Question

Help me with this extremely hard differentiation question , [Scroll] >>


`\huge(d)/(dx)[\sum_(n=0)^(∞)[(\frac{(-1) ^ {n}}{(2n+1)!})((1)/(1+e^(x)))^(2n+1)] ]` ​

Answer 1

`f'(x)=\displaystyle -(e^x)/((1+e^x)^2)\cos\biggr((1)/(1+e^x)\biggr)`

Explanation:

Recall the power series
`\sin(x)=\displaystyle \sum\limits^\infty_(n=0)(-1)^n(x^(2n+1))/((2n+1)!)`.

In this case,
`x` is replaced with
`\displaystyle (1)/(1+e^x)`, so our power series actually works out to be
`\displaystyle \sin\biggr((1)/(1+e^x)\biggr) =\sum\limits^\infty_(n=0)(-1)^n(\bigr((1)/(1+e^x)\bigr)^(2n+1))/((2n+1)!)`! Amazing, huh?

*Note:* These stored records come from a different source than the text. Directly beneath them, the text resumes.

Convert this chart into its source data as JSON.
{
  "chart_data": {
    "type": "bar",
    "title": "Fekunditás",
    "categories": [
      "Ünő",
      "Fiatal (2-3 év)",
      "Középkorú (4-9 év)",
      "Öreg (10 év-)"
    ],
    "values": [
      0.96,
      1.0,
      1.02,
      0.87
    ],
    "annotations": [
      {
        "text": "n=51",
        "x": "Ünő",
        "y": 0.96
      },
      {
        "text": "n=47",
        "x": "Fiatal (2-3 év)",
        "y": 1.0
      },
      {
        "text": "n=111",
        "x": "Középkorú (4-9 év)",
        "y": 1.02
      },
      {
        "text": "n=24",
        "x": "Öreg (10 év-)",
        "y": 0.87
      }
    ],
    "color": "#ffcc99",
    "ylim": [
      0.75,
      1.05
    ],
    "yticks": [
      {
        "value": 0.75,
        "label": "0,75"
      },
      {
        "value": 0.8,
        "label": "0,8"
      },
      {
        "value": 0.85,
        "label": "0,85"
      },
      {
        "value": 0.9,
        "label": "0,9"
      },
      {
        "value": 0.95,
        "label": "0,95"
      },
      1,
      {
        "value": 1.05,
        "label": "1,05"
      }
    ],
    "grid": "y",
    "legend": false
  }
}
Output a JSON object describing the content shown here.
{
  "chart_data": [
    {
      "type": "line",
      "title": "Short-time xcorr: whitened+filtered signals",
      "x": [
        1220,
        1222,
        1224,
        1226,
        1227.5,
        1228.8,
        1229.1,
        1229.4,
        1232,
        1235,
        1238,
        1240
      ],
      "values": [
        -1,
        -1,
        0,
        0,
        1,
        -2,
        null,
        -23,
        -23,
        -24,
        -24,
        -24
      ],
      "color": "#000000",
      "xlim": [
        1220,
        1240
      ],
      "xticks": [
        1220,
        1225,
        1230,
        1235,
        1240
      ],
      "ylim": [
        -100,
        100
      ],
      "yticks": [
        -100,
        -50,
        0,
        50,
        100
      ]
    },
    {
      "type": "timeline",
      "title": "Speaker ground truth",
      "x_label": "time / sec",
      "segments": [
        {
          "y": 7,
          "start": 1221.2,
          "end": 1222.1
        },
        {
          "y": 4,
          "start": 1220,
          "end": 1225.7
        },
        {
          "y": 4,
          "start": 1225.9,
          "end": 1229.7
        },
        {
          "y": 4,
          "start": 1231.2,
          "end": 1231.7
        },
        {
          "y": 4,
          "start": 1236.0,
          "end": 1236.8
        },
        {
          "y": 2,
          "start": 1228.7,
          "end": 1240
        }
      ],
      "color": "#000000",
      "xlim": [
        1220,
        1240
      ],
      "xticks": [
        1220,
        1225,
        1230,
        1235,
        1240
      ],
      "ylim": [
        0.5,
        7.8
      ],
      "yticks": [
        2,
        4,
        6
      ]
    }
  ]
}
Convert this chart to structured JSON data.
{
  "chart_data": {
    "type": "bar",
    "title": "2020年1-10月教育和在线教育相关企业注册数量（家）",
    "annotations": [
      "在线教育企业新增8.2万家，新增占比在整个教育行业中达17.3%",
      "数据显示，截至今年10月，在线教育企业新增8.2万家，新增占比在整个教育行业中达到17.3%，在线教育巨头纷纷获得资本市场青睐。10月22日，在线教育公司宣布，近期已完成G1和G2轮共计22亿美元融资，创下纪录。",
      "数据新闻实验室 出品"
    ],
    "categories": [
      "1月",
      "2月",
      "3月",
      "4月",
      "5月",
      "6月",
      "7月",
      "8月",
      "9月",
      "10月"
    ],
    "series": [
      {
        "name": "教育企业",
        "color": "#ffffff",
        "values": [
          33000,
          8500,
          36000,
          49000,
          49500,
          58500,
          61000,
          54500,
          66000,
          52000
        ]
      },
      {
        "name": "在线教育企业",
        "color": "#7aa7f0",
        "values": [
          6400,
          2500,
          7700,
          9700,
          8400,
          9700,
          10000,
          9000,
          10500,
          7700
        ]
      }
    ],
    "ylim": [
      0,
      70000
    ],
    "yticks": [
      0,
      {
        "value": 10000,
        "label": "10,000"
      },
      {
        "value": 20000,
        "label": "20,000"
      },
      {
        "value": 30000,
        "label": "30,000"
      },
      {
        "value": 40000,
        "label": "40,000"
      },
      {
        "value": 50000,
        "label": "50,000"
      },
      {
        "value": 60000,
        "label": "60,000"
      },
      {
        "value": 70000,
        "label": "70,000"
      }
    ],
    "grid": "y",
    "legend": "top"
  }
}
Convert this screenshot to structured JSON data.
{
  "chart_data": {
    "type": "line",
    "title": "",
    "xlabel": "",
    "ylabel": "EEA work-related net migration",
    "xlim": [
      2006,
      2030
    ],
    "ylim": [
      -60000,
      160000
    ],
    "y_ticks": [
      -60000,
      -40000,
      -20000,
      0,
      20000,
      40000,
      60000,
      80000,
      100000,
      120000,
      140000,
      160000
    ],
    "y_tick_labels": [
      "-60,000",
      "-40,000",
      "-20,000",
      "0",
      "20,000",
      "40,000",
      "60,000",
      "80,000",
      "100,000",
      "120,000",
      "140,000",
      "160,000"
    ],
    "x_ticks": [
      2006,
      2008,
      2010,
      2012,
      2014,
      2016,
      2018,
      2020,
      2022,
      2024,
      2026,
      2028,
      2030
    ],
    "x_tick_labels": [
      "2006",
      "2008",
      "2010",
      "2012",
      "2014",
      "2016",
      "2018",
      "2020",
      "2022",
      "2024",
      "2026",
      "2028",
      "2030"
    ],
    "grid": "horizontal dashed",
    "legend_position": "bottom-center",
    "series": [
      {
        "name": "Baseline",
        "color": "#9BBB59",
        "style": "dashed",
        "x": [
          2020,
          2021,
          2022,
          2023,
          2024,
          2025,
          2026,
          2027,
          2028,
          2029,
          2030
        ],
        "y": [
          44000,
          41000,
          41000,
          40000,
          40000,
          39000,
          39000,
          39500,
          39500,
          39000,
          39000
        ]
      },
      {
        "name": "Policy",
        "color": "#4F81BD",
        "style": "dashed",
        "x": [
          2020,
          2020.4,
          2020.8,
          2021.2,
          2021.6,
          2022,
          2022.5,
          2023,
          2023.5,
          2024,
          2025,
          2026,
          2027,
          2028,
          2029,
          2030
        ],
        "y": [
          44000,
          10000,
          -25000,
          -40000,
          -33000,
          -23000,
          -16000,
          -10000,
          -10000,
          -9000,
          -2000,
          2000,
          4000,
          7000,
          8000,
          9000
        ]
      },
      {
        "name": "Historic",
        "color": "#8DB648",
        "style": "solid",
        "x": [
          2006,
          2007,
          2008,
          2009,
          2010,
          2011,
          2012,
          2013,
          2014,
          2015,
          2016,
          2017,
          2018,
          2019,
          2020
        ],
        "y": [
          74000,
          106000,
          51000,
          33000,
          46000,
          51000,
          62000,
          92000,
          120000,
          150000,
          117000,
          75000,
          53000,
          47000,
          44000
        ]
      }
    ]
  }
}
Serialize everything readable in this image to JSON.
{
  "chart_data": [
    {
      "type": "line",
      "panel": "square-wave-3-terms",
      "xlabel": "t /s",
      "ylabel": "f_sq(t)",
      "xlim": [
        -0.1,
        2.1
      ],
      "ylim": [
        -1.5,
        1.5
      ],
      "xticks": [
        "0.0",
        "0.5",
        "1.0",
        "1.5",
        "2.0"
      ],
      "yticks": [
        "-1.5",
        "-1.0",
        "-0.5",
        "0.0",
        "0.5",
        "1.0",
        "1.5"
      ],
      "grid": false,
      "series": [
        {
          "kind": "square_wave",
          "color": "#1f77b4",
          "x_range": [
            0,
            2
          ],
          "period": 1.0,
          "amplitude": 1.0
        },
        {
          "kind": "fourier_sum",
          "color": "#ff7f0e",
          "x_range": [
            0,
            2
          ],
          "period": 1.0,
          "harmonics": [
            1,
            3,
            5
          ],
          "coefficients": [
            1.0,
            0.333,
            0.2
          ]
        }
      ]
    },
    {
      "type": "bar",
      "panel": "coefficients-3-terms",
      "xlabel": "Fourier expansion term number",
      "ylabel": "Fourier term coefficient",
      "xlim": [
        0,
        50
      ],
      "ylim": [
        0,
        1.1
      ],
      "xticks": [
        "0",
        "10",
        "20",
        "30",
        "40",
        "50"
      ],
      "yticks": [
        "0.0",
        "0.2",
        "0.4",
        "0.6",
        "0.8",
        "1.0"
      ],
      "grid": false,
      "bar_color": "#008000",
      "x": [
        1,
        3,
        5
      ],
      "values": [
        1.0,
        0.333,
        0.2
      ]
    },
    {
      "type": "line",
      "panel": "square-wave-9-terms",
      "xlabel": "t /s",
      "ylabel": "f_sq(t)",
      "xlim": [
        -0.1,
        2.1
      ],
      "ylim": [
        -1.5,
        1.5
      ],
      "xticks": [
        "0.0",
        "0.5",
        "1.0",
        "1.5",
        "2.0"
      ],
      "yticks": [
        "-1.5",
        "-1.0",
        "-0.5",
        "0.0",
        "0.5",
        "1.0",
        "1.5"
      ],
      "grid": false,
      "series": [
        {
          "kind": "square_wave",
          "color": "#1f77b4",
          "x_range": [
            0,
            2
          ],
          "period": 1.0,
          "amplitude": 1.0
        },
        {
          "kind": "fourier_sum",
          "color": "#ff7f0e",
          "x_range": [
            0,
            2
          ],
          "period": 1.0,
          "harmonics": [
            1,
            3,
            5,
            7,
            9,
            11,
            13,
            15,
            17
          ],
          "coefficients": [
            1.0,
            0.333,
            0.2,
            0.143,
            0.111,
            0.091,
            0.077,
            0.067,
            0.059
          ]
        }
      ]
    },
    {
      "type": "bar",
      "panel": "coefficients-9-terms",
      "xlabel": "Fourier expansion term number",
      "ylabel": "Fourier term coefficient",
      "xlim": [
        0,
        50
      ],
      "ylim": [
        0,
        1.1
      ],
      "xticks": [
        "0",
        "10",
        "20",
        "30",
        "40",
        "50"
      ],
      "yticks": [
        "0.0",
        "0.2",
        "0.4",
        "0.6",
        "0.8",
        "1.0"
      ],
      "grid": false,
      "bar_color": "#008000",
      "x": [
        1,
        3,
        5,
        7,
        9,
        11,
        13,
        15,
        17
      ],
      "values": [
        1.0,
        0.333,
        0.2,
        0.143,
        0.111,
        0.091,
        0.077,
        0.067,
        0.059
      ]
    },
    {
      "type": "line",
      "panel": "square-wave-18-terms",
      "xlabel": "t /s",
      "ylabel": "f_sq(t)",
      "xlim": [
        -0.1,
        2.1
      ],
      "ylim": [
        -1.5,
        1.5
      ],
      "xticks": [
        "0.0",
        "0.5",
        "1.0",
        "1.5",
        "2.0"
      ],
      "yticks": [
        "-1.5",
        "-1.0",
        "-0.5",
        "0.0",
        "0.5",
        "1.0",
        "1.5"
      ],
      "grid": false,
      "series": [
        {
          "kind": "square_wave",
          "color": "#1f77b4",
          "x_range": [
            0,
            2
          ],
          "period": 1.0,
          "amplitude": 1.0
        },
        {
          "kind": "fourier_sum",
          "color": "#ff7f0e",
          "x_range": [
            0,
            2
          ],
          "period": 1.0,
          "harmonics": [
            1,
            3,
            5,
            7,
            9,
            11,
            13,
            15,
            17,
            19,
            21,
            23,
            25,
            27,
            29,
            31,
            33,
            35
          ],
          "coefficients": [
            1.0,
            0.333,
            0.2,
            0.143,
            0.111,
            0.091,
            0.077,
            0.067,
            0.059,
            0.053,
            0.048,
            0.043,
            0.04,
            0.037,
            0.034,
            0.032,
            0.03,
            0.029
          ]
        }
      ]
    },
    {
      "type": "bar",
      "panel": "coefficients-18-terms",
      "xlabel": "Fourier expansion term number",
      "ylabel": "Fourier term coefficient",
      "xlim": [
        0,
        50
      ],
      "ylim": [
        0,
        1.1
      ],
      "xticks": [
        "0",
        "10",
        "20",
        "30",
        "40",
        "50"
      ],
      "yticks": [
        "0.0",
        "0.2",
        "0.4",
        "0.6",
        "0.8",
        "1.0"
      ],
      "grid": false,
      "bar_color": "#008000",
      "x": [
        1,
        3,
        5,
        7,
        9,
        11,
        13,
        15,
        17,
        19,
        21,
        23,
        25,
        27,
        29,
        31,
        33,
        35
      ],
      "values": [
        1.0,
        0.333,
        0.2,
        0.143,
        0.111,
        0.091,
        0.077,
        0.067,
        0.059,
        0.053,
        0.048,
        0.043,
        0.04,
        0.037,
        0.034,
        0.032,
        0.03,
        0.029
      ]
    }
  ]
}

Now, we find the derivative of the function by using the chain rule:

`\displaystyle (d)/(dx)\sin\biggr((1)/(1+e^x)\biggr)=(d)/(dx)\biggr((1)/(1+e^x)\biggr)*\cos\biggr((1)/(1+e^x)\biggr)=-(e^x)/((1+e^x)^2)\cos\biggr((1)/(1+e^x)\biggr)`

You didn't specify if you just wanted the derivative of the series to be a function or a series, so I'm going to assume you want the function. Let me know if there's more to your problem.